The startup, founded by Stanford CS grad & former Google coding intern Joseph Huang, offered a way to let smartphones find their location indoors to an accuracy of less than 10 feet (2.5 m) using the ambient WiFi signals in the environment.
This isn't Apple's first foray with WiFi localization; the original, GPS-less iPhone used Skyhook's technology to provide more granular location info than could be gleaned from cellphone towers. But it is a big step towards interior location info for Apple's apps and OS, which is competitively important; Google Maps already includes interior floorplans for thousands of buildings, and allows crowdsourced contributions of public spaces.

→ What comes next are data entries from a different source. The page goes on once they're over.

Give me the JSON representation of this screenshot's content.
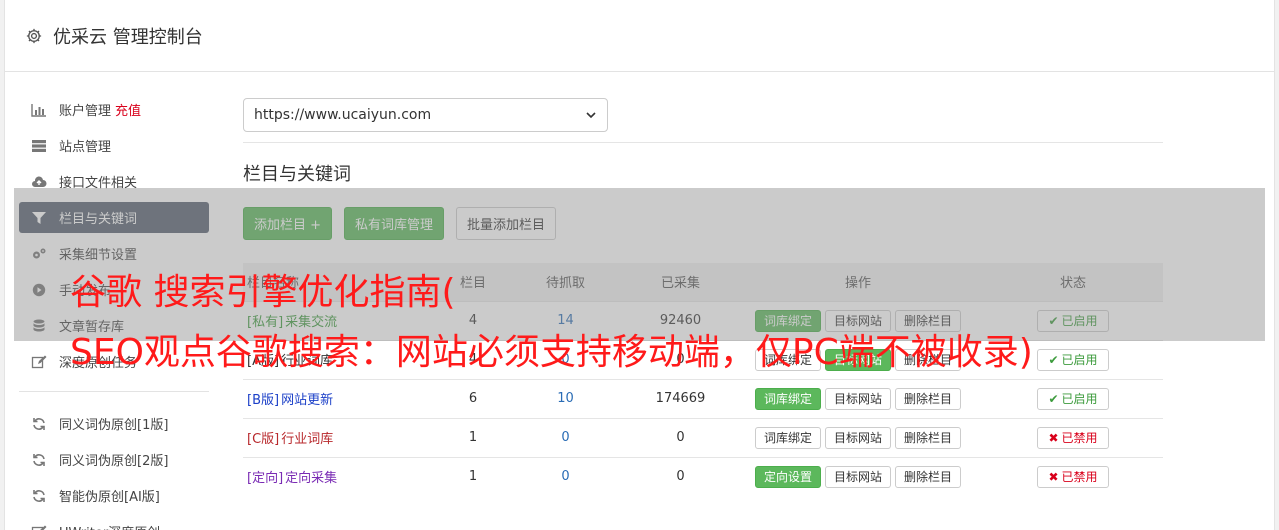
{
  "app": {
    "title": "优采云 管理控制台"
  },
  "sidebar": {
    "items": [
      {
        "label": "账户管理",
        "extra": "充值",
        "icon": "bar-chart-icon"
      },
      {
        "label": "站点管理",
        "icon": "server-icon"
      },
      {
        "label": "接口文件相关",
        "icon": "cloud-upload-icon"
      },
      {
        "label": "栏目与关键词",
        "icon": "filter-icon",
        "active": true
      },
      {
        "label": "采集细节设置",
        "icon": "gears-icon"
      },
      {
        "label": "手动发布",
        "icon": "play-circle-icon"
      },
      {
        "label": "文章暂存库",
        "icon": "database-icon"
      },
      {
        "label": "深度原创任务",
        "icon": "edit-icon"
      }
    ],
    "items2": [
      {
        "label": "同义词伪原创[1版]",
        "icon": "refresh-icon"
      },
      {
        "label": "同义词伪原创[2版]",
        "icon": "refresh-icon"
      },
      {
        "label": "智能伪原创[AI版]",
        "icon": "refresh-icon"
      },
      {
        "label": "UWriter深度原创",
        "icon": "edit-icon"
      }
    ]
  },
  "site_select": {
    "value": "https://www.ucaiyun.com"
  },
  "section": {
    "title": "栏目与关键词"
  },
  "toolbar": {
    "add_column": "添加栏目 +",
    "private_lexicon": "私有词库管理",
    "batch_add": "批量添加栏目"
  },
  "table": {
    "headers": [
      "栏目名称",
      "栏目",
      "待抓取",
      "已采集",
      "操作",
      "状态"
    ],
    "rows": [
      {
        "tag": "[私有]",
        "name": "采集交流",
        "cls": "c-private",
        "count": "4",
        "pending": "14",
        "collected": "92460",
        "op1": "词库绑定",
        "op1_green": true,
        "op2": "目标网站",
        "op2_green": false,
        "op3": "删除栏目",
        "status": "已启用",
        "on": true
      },
      {
        "tag": "[A版]",
        "name": "行业词库",
        "cls": "c-a",
        "count": "4",
        "pending": "0",
        "collected": "0",
        "op1": "词库绑定",
        "op1_green": false,
        "op2": "目标网站",
        "op2_green": true,
        "op3": "删除栏目",
        "status": "已启用",
        "on": true
      },
      {
        "tag": "[B版]",
        "name": "网站更新",
        "cls": "c-b",
        "count": "6",
        "pending": "10",
        "collected": "174669",
        "op1": "词库绑定",
        "op1_green": true,
        "op2": "目标网站",
        "op2_green": false,
        "op3": "删除栏目",
        "status": "已启用",
        "on": true
      },
      {
        "tag": "[C版]",
        "name": "行业词库",
        "cls": "c-c",
        "count": "1",
        "pending": "0",
        "collected": "0",
        "op1": "词库绑定",
        "op1_green": false,
        "op2": "目标网站",
        "op2_green": false,
        "op3": "删除栏目",
        "status": "已禁用",
        "on": false
      },
      {
        "tag": "[定向]",
        "name": "定向采集",
        "cls": "c-dir",
        "count": "1",
        "pending": "0",
        "collected": "0",
        "op1": "定向设置",
        "op1_green": true,
        "op2": "目标网站",
        "op2_green": false,
        "op3": "删除栏目",
        "status": "已禁用",
        "on": false
      }
    ]
  },
  "watermark": {
    "line1": "谷歌 搜索引擎优化指南(",
    "line2": "SEO观点谷歌搜索：网站必须支持移动端，仅PC端不被收录)"
  },
  "colors": {
    "accent_green": "#5cb85c",
    "active_nav": "#56606f",
    "recharge": "#d9001b"
  }
}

The "SLAM" in WiFiSLAM refers to simultaneous location and mapping, a technique that autonomous robots use to build an environmental map while also keeping track of their location in space; in this case, rather than a robot, it's a phone doing the mapping. You can see Huang's own description of the tech in the (long) video below; the description of how SLAM works is at about the 30 minute mark.
Investors in WiFiSLAM included Google developer advocate Don Dodge (seen here in a TechCrunch interview) and Earthlink founder Sky Dayton. The company was offering an SDK for mobile developers to incorporate indoor location into their apps, but at this point the main site and the secondary footprint.io site are both offline.
It's safe to assume that the third party SDK is going to go away, and we'll see the WiFiSLAM technology appearing either in Apple's iOS apps or in the operating system itself. In one of Apple's previous high-profile mobile tech acquisitions, Siri took 18 months to go from independent product to part of iOS.